Wednesday, April 22, 2020

Kenangan Proses : Workshop People's Puppet Project 2007



Minggu 3 Juni 2007, Alun- alun utara –yang  gersang, panas, dan berdebu– tiba-tiba  berubah menjadi semarak ketika sejumlah boneka raksasa muncul dari dalam tenda persembunyianya. Tak pelak tepuk tangan, riuh penonton dan jeritan anak kecil yang ketakutan membahana memenuhi sisi timur alun-alun utara setiap ada boneka raksasa baru yang muncul.  

Pemandangan luar biasa tersebut merupakan persembahan dari Yayasan Bagong Kussudiarja bersama Snuff Puppets dan panitia Festival Kesenian Yogyakarta XIX-2007. Selama kurang lebih dua minggu sebuah workshop people’s puppet project diadakan untuk mempersiapkan pertunjukan akbar tersebut. Sebuah pementasan dengan judul “Kreteg” siap meramaikan Road to FKY XIX-2007.

Bagiku crita ini berawal dari sebuah sms singkat mbak Galuh dari Teater Garasi yang menawarkan workshop tersebut. Setelah men-cancel beberapa agenda segera ajakan itu kusangupi.  Carpe diem, jangan pernah melewatkan kesempatan yang tiba-tiba hadir. Senin, 21 Mei 2007 di bangsal Layang-layang Padepokan Bagong Kussudiarja smua crita dimulai. Selama dua minggu aku bakalan ikut dalam proses yang kubayangkan akan sangat menarik. Ada tiga hal yang kukira mampu mewakili perasaanku selama dua minggu berproses.
  1. pada awal-awal workshop aku berteriak YA AMPUN!
  2. saat pertengahan workshop aku berteriak YA TUHAN!
  3. dan saat akhir workshop aku berteriak YA ABIS!

YA AMPUN, itulah yang bisa kurasakan saat pertama kali datang di workshop itu. Nyali sempat ciut ketika ngliat ternyata pesertanya orang-orang yang emang udah lama berkecimpung di dunia kesenian. “Wah aku bisa apa ya?” pekikku. Apalagi saat perkenalan, huh semakin menciutkan nyali. “ Saya …dari Kua etnika”, “saya dari Gila GOnk”, “saya dari Teater Garasi”, “saya dari Sahita” dll. Lalu saya dari mana? ah carpe diem, setidak saya dari keluarga baik-baik.
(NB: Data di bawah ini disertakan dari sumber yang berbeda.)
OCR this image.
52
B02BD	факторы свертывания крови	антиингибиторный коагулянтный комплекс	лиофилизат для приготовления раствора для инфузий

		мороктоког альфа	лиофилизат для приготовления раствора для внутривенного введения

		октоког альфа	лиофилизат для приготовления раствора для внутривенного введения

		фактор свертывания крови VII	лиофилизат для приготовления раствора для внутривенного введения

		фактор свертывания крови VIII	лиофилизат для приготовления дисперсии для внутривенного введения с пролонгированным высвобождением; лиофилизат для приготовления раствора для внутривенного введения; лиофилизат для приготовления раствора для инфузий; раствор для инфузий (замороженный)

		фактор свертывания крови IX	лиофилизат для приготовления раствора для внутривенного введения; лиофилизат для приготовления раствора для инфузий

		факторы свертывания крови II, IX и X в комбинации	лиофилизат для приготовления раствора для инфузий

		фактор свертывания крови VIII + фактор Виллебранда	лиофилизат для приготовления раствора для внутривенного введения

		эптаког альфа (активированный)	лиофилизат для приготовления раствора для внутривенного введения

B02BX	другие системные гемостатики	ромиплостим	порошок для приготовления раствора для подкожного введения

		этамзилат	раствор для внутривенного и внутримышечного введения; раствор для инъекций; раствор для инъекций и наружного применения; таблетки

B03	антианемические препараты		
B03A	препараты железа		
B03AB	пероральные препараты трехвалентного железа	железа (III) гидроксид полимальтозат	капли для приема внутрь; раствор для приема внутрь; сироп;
Lalu tiba saat keempat awak dari SNUFF PUPPET itu mengenalkan diri. Ada Ian Pidd sebagai pimpinan program dan sutradara, Andy Freer sebagai desainer dan pimpinan artistik, James Wilkinson sebagai penata musik dan Daniele Poidomani sebagai manajer teknis. Segera setelah itu workshop pun dimulai dengan fasilitator mas Landung Simatupang yang lebih banyak akan menjadi penerjemah dan konsultan program.

WOW, kesan pertama begitu mengesankan. Meski masih agak canggung dengan seniman-seniman yang ada di sana. Tapi tak lama setelah dua – tiga hari berlalu..ketakutan dan kecanggunganku lenyap. Semua karena kepandaian seorang Ian Pidd dalam memanage banyak perbedaan latar masing-masing peserta menjadi sebuah kebersamaan yang menyenangkan. Selain keterbukaan teman-teman peserta lain untuk menerima setiap perbedaan dan kekurangan. Membuat batas senior dan yunioritas lenyap. Berubah menjadi semangat untuk belajar bersama.

Little Water Become Big Water (=kriwikakan dadi grojogan) peribahasa bahasa inggris itu agaknya sangat tepat untuk menggambarkan apa yang aku dapatkan. Ian Pidd, sang sutradara yang memberi banyak ilmu tentang membangun semangat dan kebersamaan. Bagaimana dia selalu menganggap setiap peserta itu ada, diperlakukan sama, dan selalu dianggap bisa. Positive thinking, mungkin itu pelajaran yang menarik, karena itu pula setiap peserta selalu merasa nyaman berada di workshop. Selain itu Ian juga seorang bapak demokrasi yang berhasil, setiap kebijakan selalu melibatkan semua elemen yang ada dalam workshop. Itu terlihat ketika merumuskan konsep cerita, menentukan tokoh, termasuk dalam menentukan judul yang tepat. Dengan positive thinking-nya dia dengarkan semua ide peserta dengan khusyuk.  Diskusi yang menarik pun terjadi, semua orang memiliki andil dalam proses ini. Hal inilah yang menurutku sangat menarik, Ian dan teman-temannya menciptakan suasana memiliki yang mengagumkan. Semua peserta jadi ngrasa nyaman dan merasa memiliki pertunjukan. Semua orang terlibat dan semua orang bekerja keras untuk mewujudkannya.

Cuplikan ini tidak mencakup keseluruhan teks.